Livid residents protest toxic LA wildfire waste dumps

The Environmental Protection Agency is scrambling to clear out debris from the wildfires that torched around 12,000 homes in Los Angeles — but some people aren’t happy about where the toxic waste is being dumped.

Enraged SoCal residents are protesting makeshift toxic waste dumps they say threaten their drinking water and natural environment with chants of “find another place” at furious meetings.

As the EPA rushes to meet a 30-day debris removal deadline mandated by the Trump administration, it has chosen four temporary staging sites to hold the waste until it can be sorted and shuttled to recycling centers or landfills.

Environmental Protection Agency contractors work to remove hazardous waste from a home destroyed in the Eaton Fire. Getty Images
A protester’s sign at a waste staging site near the town of Duarte, Calif. FOX 11 Los Angeles
A waste staging site in Lario Park, near the Eaton Fire. AP

The agency has assured residents that toxic chemicals from these sites won’t contaminate the air, soil and water, but many remain unconvinced.

“When the air that we breathe is under attack, what do we do? Stand up, fight back!” demonstrators in Duarte, near a waste dump in Lario Park, chanted, according to Fox 11.

Lario Park is on land owned by the Army Corps of Engineers and leased to LA County for use as a recreation area. Residents of four nearby cities were given no warning before truckloads of hazardous debris began rolling in.

Hundreds of locals drilled officials for details about the safety of the dump site at a community meeting last week, responding to their vague assurances with shouts of “find another place!”

Crews work at a waste staging site in the Topanga Canyon community. ZUMAPRESS.com
Piles of debris at a temporary staging site. FOX 11 Los Angeles

Residents are also speaking out against a staging area in Topanga Canyon, an unincorporated community near the site of the Palisades Fire. An online petition against the dump has garnered 12,700 signatures — which is more than the actual population of the community.
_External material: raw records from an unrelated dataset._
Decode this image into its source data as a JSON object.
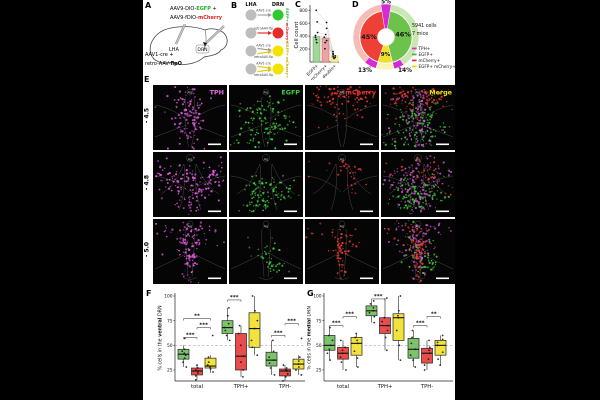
{
  "panel_a": {
    "label": "A",
    "virus1": {
      "pre": "AAV9-DIO-",
      "highlight": "EGFP",
      "post": " +",
      "highlight_color": "#1faf1f"
    },
    "virus2": {
      "pre": "AAV9-fDIO-",
      "highlight": "mCherry",
      "post": "",
      "highlight_color": "#e02020"
    },
    "lha": "LHA",
    "drn": "DRN",
    "inj1": "AAV1-cre +",
    "inj2_pre": "retro-AAV-",
    "inj2_bold": "flpO"
  },
  "panel_b": {
    "label": "B",
    "header_lha": "LHA",
    "header_drn": "DRN",
    "source_color": "#bdbdbd",
    "rows": [
      {
        "arrows": [
          {
            "label": "AAV1-cre",
            "color": "#9a9a9a"
          }
        ],
        "target_color": "#2ec92e"
      },
      {
        "arrows": [
          {
            "label": "retroAAV-flp",
            "color": "#e02020"
          }
        ],
        "target_color": "#e82a2a"
      },
      {
        "arrows": [
          {
            "label": "AAV1-cre",
            "color": "#9a9a9a"
          },
          {
            "label": "retroAAV-flp",
            "color": "#e3c400"
          }
        ],
        "target_color": "#f2e300"
      },
      {
        "arrows": [
          {
            "label": "AAV1-cre",
            "color": "#e3c400"
          },
          {
            "label": "retroAAV-flp",
            "color": "#e3c400"
          }
        ],
        "target_color": "#f2e300"
      }
    ],
    "side_labels": [
      {
        "text": "EGFP+",
        "color": "#1faf1f"
      },
      {
        "text": "mCherry+",
        "color": "#e02020"
      },
      {
        "text": "EGFP+ mCherry+",
        "color": "#c4a800"
      }
    ]
  },
  "panel_c": {
    "label": "C",
    "chart_data": {
      "type": "bar",
      "ylabel": "Cell count",
      "categories": [
        "EGFP+",
        "mCherry+",
        "double+"
      ],
      "bar_means": [
        390,
        370,
        95
      ],
      "bar_colors": [
        "#a3d69b",
        "#eda3a3",
        "#f6ee9d"
      ],
      "bar_edge_colors": [
        "#5aa84f",
        "#cc5555",
        "#cfc23a"
      ],
      "points": [
        [
          800,
          620,
          455,
          410,
          380,
          345,
          300
        ],
        [
          610,
          520,
          425,
          385,
          330,
          300,
          205
        ],
        [
          160,
          130,
          110,
          95,
          80,
          70,
          55
        ]
      ],
      "yticks": [
        200,
        400,
        600,
        800
      ],
      "ylim": [
        0,
        850
      ]
    }
  },
  "panel_d": {
    "label": "D",
    "count_line1": "5941 cells",
    "count_line2": "7 mice",
    "chart_data": {
      "type": "donut",
      "inner_segments": [
        {
          "label": "EGFP+",
          "value": 46,
          "color": "#6cc24a",
          "pct_label": "46%"
        },
        {
          "label": "EGFP+ mCherry+",
          "value": 9,
          "color": "#f0e02a",
          "pct_label": "9%"
        },
        {
          "label": "mCherry+",
          "value": 45,
          "color": "#ee4037",
          "pct_label": "45%"
        }
      ],
      "top_segment": {
        "label": "TPH+",
        "value": 5,
        "color": "#d42bd4",
        "pct_label": "5%"
      },
      "outer_overlaps": [
        {
          "label": "TPH+ within EGFP+",
          "pct_label": "14%",
          "color": "#d42bd4"
        },
        {
          "label": "TPH+ within mCherry+",
          "pct_label": "13%",
          "color": "#d42bd4"
        }
      ],
      "outer_colors": [
        "#c9e7b3",
        "#f9f4b8",
        "#f6bcb6"
      ]
    },
    "legend": [
      {
        "text": "TPH+",
        "color": "#d42bd4"
      },
      {
        "text": "EGFP+",
        "color": "#4fae32"
      },
      {
        "text": "mCherry+",
        "color": "#e62e2e"
      },
      {
        "text": "EGFP+ mCherry+",
        "color": "#e8d800"
      }
    ]
  },
  "panel_e": {
    "label": "E",
    "columns": [
      {
        "label": "TPH",
        "color": "#e46be4"
      },
      {
        "label": "EGFP",
        "color": "#3fd03f"
      },
      {
        "label": "mCherry",
        "color": "#f03030"
      },
      {
        "label": "Merge",
        "color": "#f2e300"
      }
    ],
    "rows": [
      {
        "label": "- 4.5"
      },
      {
        "label": "- 4.8"
      },
      {
        "label": "- 5.0"
      }
    ],
    "aq_label": "Aq"
  },
  "panel_f": {
    "label": "F",
    "chart_data": {
      "type": "box",
      "ylabel_pre": "% cells in the ",
      "ylabel_bold": "ventral",
      "ylabel_post": " DRN",
      "yticks": [
        25,
        50,
        75,
        100
      ],
      "ref_line": 50,
      "categories": [
        "total",
        "TPH+",
        "TPH-"
      ],
      "series_colors": [
        "#7cc36b",
        "#e84c4c",
        "#f2e33c"
      ],
      "groups": [
        {
          "category": "total",
          "boxes": [
            {
              "low": 28,
              "q1": 36,
              "med": 41,
              "q3": 46,
              "high": 50,
              "points": [
                28,
                33,
                37,
                40,
                42,
                44,
                46,
                57
              ]
            },
            {
              "low": 15,
              "q1": 20,
              "med": 24,
              "q3": 27,
              "high": 30,
              "points": [
                15,
                19,
                22,
                24,
                25,
                27,
                30
              ]
            },
            {
              "low": 22,
              "q1": 27,
              "med": 29,
              "q3": 37,
              "high": 40,
              "points": [
                23,
                26,
                28,
                30,
                33,
                38,
                60
              ]
            }
          ]
        },
        {
          "category": "TPH+",
          "boxes": [
            {
              "low": 55,
              "q1": 62,
              "med": 68,
              "q3": 75,
              "high": 88,
              "points": [
                55,
                60,
                65,
                68,
                72,
                80,
                88
              ]
            },
            {
              "low": 18,
              "q1": 25,
              "med": 39,
              "q3": 62,
              "high": 70,
              "points": [
                18,
                25,
                33,
                39,
                50,
                62,
                70
              ]
            },
            {
              "low": 40,
              "q1": 48,
              "med": 67,
              "q3": 83,
              "high": 100,
              "points": [
                40,
                48,
                55,
                67,
                75,
                85,
                100
              ]
            }
          ]
        },
        {
          "category": "TPH-",
          "boxes": [
            {
              "low": 20,
              "q1": 29,
              "med": 35,
              "q3": 43,
              "high": 55,
              "points": [
                20,
                27,
                32,
                35,
                38,
                44,
                55
              ]
            },
            {
              "low": 14,
              "q1": 19,
              "med": 24,
              "q3": 26,
              "high": 30,
              "points": [
                14,
                18,
                21,
                24,
                25,
                27,
                30
              ]
            },
            {
              "low": 20,
              "q1": 26,
              "med": 31,
              "q3": 36,
              "high": 40,
              "points": [
                20,
                25,
                28,
                31,
                34,
                38,
                57
              ]
            }
          ]
        }
      ],
      "significance": [
        {
          "group": 0,
          "a": 0,
          "b": 1,
          "y": 58,
          "stars": "***"
        },
        {
          "group": 0,
          "a": 1,
          "b": 2,
          "y": 68,
          "stars": "***"
        },
        {
          "group": 0,
          "a": 0,
          "b": 2,
          "y": 77,
          "stars": "**"
        },
        {
          "group": 1,
          "a": 0,
          "b": 1,
          "y": 96,
          "stars": "***"
        },
        {
          "group": 2,
          "a": 0,
          "b": 1,
          "y": 60,
          "stars": "***"
        },
        {
          "group": 2,
          "a": 1,
          "b": 2,
          "y": 72,
          "stars": "***"
        }
      ]
    }
  },
  "panel_g": {
    "label": "G",
    "chart_data": {
      "type": "box",
      "ylabel_pre": "% cells in the ",
      "ylabel_bold": "medial",
      "ylabel_post": " DRN",
      "yticks": [
        25,
        50,
        75,
        100
      ],
      "ref_line": 50,
      "categories": [
        "total",
        "TPH+",
        "TPH-"
      ],
      "series_colors": [
        "#7cc36b",
        "#e84c4c",
        "#f2e33c"
      ],
      "groups": [
        {
          "category": "total",
          "boxes": [
            {
              "low": 35,
              "q1": 45,
              "med": 50,
              "q3": 60,
              "high": 68,
              "points": [
                35,
                42,
                46,
                50,
                55,
                60,
                68
              ]
            },
            {
              "low": 25,
              "q1": 36,
              "med": 42,
              "q3": 48,
              "high": 55,
              "points": [
                25,
                33,
                38,
                42,
                45,
                48,
                55
              ]
            },
            {
              "low": 28,
              "q1": 40,
              "med": 52,
              "q3": 58,
              "high": 62,
              "points": [
                28,
                37,
                44,
                52,
                55,
                58,
                62
              ]
            }
          ]
        },
        {
          "category": "TPH+",
          "boxes": [
            {
              "low": 73,
              "q1": 80,
              "med": 85,
              "q3": 90,
              "high": 95,
              "points": [
                73,
                79,
                83,
                85,
                88,
                92,
                95
              ]
            },
            {
              "low": 45,
              "q1": 62,
              "med": 70,
              "q3": 78,
              "high": 98,
              "points": [
                45,
                58,
                65,
                70,
                74,
                78,
                98
              ]
            },
            {
              "low": 35,
              "q1": 55,
              "med": 78,
              "q3": 82,
              "high": 100,
              "points": [
                35,
                50,
                65,
                78,
                80,
                85,
                100
              ]
            }
          ]
        },
        {
          "category": "TPH-",
          "boxes": [
            {
              "low": 28,
              "q1": 37,
              "med": 46,
              "q3": 57,
              "high": 65,
              "points": [
                28,
                35,
                40,
                46,
                52,
                58,
                65
              ]
            },
            {
              "low": 25,
              "q1": 32,
              "med": 42,
              "q3": 47,
              "high": 55,
              "points": [
                25,
                30,
                36,
                42,
                45,
                48,
                55
              ]
            },
            {
              "low": 30,
              "q1": 40,
              "med": 50,
              "q3": 55,
              "high": 60,
              "points": [
                30,
                36,
                43,
                50,
                53,
                56,
                60
              ]
            }
          ]
        }
      ],
      "significance": [
        {
          "group": 0,
          "a": 0,
          "b": 1,
          "y": 70,
          "stars": "***"
        },
        {
          "group": 0,
          "a": 1,
          "b": 2,
          "y": 79,
          "stars": "***"
        },
        {
          "group": 1,
          "a": 0,
          "b": 1,
          "y": 97,
          "stars": "***"
        },
        {
          "group": 2,
          "a": 0,
          "b": 1,
          "y": 70,
          "stars": "***"
        },
        {
          "group": 2,
          "a": 1,
          "b": 2,
          "y": 79,
          "stars": "**"
        }
      ]
    }
  }
}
“The site is dangerously close to Topanga Creek, a vital watershed,” the petition’s page reads. “We are deeply concerned that contaminants from the debris could leach into the soil and waterways.”

In the Pacific Palisades, Los Angeles City Councilwoman Traci Park spoke out against the decision to use the Will Rogers State Beach parking lot to dump debris.

“I think that there are opportunities to deal with this material in a contained environment, in the burn zone, rather than bringing this to another location and risk further environmental harm and contamination,” Park told CBS.